Islamists in Somalia flee final bastion
Somali Islamists fled overnight from their final stronghold round the southern port of Kismayu in what could be the end of a nearly two-week war.india Updated: Jan 01, 2007 13:34 IST
Somali Islamists fled overnight from their final stronghold round the southern port of Kismayu in what could be the end of a nearly two-week war with the Ethiopian-backed government, residents said on Monday.
Several thousand Somalia Islamic Courts Council (SICC) fighters had made a last stand north of Kismayu port, but melted away after advancing Ethiopian and government troops shelled them with mortars and rockets at their frontline in Jilib.
"They've all gone. There's a lot of confusion in the town, no one's in control," Kismayu resident Bile Ali told Reuters.
It was not clear where the leaders and fighters of the SICC—who had their backs to the Indian Ocean and the Kenyan border after being chased from Mogadishu on Thursday—had gone.
But one Jilib resident said he believed they were moving further south to the hilly region of Buur Gaabo, just inside Somalia from the border with Kenya. "If they go there, it will be very hard for the Ethiopians to get them," he said.
Kenya has beefed up its border, though it is long and porous. And US boats were believed by diplomats to be patrolling the sea off Somalia to prevent SICC leaders, or foreign militant supporters, escaping.
Some Islamist fighters may simply have dumped their uniforms and melted away into the Somali bush, analysts speculated.
"Once we know where they have gone in Somalia, they will be followed, because they are in the company of foreign fighters," Somali Information Minister Ali Jama Jangali said.
The retreat of the Islamists caps a remarkable advance by the Ethiopian-government force.
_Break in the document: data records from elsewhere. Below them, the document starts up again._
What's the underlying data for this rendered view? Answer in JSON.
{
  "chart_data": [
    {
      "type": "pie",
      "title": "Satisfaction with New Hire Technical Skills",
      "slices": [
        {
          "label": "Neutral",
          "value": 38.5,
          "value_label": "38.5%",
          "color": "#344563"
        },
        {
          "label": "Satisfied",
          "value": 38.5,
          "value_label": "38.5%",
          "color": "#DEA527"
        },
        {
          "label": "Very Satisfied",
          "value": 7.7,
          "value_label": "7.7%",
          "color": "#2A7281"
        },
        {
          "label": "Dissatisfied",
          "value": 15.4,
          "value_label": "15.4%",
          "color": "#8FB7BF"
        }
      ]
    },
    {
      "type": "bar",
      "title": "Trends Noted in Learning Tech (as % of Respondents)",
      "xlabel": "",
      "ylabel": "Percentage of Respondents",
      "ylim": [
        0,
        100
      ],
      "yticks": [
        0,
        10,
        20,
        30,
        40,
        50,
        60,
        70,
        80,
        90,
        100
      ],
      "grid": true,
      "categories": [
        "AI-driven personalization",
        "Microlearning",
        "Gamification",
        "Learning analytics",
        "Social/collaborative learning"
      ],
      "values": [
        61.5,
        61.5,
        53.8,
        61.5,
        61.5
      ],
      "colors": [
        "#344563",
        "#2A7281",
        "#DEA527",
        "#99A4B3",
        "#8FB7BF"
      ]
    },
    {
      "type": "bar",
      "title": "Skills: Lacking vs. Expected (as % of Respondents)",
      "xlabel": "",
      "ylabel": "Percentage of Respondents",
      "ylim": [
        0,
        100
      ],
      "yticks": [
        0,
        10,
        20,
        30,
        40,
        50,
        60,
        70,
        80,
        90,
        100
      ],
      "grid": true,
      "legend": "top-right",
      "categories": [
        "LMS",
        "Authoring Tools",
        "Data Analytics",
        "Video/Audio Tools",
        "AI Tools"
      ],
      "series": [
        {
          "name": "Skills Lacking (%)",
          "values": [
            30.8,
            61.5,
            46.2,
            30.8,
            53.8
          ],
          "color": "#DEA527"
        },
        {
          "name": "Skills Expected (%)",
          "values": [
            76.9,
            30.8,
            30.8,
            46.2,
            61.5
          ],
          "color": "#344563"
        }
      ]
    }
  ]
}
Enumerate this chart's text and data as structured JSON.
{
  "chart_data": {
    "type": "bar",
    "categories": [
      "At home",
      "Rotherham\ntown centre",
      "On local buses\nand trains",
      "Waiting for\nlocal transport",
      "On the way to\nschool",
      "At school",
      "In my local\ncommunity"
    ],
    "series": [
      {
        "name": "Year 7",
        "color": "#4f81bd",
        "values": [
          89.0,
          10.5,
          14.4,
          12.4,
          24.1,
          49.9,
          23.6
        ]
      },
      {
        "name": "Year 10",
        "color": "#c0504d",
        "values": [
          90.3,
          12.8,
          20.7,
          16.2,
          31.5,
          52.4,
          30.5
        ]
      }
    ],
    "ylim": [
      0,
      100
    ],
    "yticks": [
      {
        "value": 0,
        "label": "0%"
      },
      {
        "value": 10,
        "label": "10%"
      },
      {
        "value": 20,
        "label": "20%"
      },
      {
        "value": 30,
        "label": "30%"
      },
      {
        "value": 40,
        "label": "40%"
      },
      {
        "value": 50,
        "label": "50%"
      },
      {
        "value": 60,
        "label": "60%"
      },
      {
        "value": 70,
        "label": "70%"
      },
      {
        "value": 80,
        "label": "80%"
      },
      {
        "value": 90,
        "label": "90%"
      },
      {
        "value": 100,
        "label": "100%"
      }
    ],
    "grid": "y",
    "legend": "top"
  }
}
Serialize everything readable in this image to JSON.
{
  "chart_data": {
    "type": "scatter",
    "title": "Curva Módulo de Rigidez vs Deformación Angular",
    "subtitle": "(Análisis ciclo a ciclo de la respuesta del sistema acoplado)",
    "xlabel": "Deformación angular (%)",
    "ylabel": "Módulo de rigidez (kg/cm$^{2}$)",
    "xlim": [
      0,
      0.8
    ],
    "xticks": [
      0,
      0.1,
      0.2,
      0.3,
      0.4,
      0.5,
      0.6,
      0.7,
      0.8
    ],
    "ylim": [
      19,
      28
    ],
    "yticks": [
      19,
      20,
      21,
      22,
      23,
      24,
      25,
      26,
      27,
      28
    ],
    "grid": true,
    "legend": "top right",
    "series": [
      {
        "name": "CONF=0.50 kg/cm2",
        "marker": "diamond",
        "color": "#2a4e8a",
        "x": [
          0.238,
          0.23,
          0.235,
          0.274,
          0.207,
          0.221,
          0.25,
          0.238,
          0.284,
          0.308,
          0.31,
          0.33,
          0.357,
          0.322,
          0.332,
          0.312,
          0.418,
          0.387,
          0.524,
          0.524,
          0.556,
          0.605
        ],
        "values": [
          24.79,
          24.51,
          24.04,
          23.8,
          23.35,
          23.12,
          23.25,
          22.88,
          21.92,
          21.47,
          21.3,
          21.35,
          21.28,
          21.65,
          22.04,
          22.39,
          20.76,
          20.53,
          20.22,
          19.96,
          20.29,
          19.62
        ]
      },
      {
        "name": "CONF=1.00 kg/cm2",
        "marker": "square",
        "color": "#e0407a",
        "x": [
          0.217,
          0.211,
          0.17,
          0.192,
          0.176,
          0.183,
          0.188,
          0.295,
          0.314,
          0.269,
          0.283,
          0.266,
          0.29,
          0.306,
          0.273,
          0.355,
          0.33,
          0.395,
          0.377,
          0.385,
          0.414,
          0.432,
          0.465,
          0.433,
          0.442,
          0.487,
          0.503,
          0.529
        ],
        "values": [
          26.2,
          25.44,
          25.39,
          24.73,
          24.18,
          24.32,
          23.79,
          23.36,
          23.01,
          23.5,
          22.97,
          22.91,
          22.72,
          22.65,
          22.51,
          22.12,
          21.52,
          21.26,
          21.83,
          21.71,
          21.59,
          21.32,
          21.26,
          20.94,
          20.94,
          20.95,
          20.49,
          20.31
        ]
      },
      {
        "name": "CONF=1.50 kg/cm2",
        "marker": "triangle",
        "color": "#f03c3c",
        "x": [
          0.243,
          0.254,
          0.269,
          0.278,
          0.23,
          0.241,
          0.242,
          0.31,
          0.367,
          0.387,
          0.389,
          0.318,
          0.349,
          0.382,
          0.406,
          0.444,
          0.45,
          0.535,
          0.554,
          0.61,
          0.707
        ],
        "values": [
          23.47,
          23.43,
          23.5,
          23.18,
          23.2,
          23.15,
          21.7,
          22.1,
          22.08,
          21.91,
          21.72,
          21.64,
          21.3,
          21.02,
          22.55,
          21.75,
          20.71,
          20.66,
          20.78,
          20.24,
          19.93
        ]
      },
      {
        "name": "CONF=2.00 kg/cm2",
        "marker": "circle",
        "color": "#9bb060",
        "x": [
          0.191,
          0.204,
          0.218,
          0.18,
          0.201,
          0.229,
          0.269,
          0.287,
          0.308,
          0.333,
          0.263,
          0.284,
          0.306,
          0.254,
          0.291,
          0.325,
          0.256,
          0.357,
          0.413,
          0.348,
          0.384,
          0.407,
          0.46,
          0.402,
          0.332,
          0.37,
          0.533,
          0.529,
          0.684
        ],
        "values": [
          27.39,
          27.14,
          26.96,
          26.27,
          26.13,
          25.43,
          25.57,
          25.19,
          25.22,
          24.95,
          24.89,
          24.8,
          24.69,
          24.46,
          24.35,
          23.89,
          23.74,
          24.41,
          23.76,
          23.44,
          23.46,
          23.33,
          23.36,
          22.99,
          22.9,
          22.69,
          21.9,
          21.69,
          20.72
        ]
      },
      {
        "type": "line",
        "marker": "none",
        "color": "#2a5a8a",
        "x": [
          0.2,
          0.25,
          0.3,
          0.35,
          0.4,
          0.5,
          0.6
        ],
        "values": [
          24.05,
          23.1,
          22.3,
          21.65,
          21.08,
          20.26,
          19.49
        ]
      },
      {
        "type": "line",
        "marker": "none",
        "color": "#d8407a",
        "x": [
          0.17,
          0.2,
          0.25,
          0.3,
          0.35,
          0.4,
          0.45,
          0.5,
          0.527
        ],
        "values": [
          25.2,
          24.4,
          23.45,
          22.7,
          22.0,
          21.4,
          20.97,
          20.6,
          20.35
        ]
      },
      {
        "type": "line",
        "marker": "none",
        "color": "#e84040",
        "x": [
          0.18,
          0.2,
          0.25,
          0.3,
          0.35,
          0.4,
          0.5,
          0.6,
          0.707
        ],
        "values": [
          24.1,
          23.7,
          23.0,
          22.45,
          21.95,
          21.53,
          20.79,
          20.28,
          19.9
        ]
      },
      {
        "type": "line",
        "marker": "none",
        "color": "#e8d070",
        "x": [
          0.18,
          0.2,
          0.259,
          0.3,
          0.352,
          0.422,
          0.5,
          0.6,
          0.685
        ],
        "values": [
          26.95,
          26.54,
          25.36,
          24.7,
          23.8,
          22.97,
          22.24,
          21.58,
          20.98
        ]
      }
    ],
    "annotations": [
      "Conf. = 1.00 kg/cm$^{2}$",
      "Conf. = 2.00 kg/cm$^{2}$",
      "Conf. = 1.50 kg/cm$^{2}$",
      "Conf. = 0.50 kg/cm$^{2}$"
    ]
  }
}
Just two weeks ago, the Islamists had appeared on the verge of routing the government which had no control beyond its base in the provincial trading town of Baidoa.
But the intervention of Ethiopia—the Horn of Africa's military power—reversed the situation, with air strikes and heavy bombardment on land pushing the Islamists first back to Mogadishu then south to Kismayu.
Hundreds, possibly thousands, are believed to have died.
Shells then silence
Witnesses at Jilib, north of Kismayu, said mortar and rocket firing between the two sides stopped late on Sunday.
"Fighting stopped at around 10 pm (1900 GMT)," said a resident, who asked not to be named. "Then there was a big silence. Then the Islamic Courts just left."
While Ethiopian Prime Minister Meles Zenawi and Somali government leaders President Abdullahi Yusuf and Prime Minister Ali Mohamed Gedi will be delighted with the Islamists' flight, analysts warn the conflict may be far from over.
The Islamists, who had swelled their ranks with foreign fighters, may now concentrate on Iraq-style guerrilla tactics against a government they see as illegitimate and propped up by a hated and traditionally Christian foreign power.
Islamist fighter numbers were believed to number about 3,000. Ethiopia says it has 4,000 troops in Somalia, though many believe that number could be far higher.
Somalia's government has not given troop numbers, but is thought by experts to have several thousand.
Born out of sharia courts operating in Mogadishu, the Islamists threw U.S.-backed warlords out of the capital in June.
They brought order to Mogadishu for the first time since 1991 when warlords ousted a dictator. But some of their hardline practices—like closing cinemas and holding public executions—angered Somalis, who are traditionally moderate Muslims.
Both Addis Ababa and Washington say the SICC is a dangerous Taliban-like movement linked to al Qaeda, an accusation the movement says was trumped up to justify foreign intervention.
Government leaders Yusuf and Gedi face a monumental task to tame a nation US forces left more than a decade ago after an ill-fated intervention captured in the film "Black Hawk Down".
Analysts say it is hard to see how they can establish authority and pacify Somalia without the military presence of Ethiopia, which has vowed to leave as soon as it can.But Somalis may resent the presence of Ethiopia, their traditional enemy.
The government also has the threat of re-emerging warlords, and the possibility of guerrilla attacks by the Islamists, to contend with. "Sadly, it will still be a long, long time before we see peace in Somalia," a Horn of Africa expert said.
Kenyan President Mwai Kibaki, in his New Year's message, called for an urgent summit of the east African regional body IGAD to discuss the Somali situation.
IGAD has plans to deploy peacekeepers in Somalia.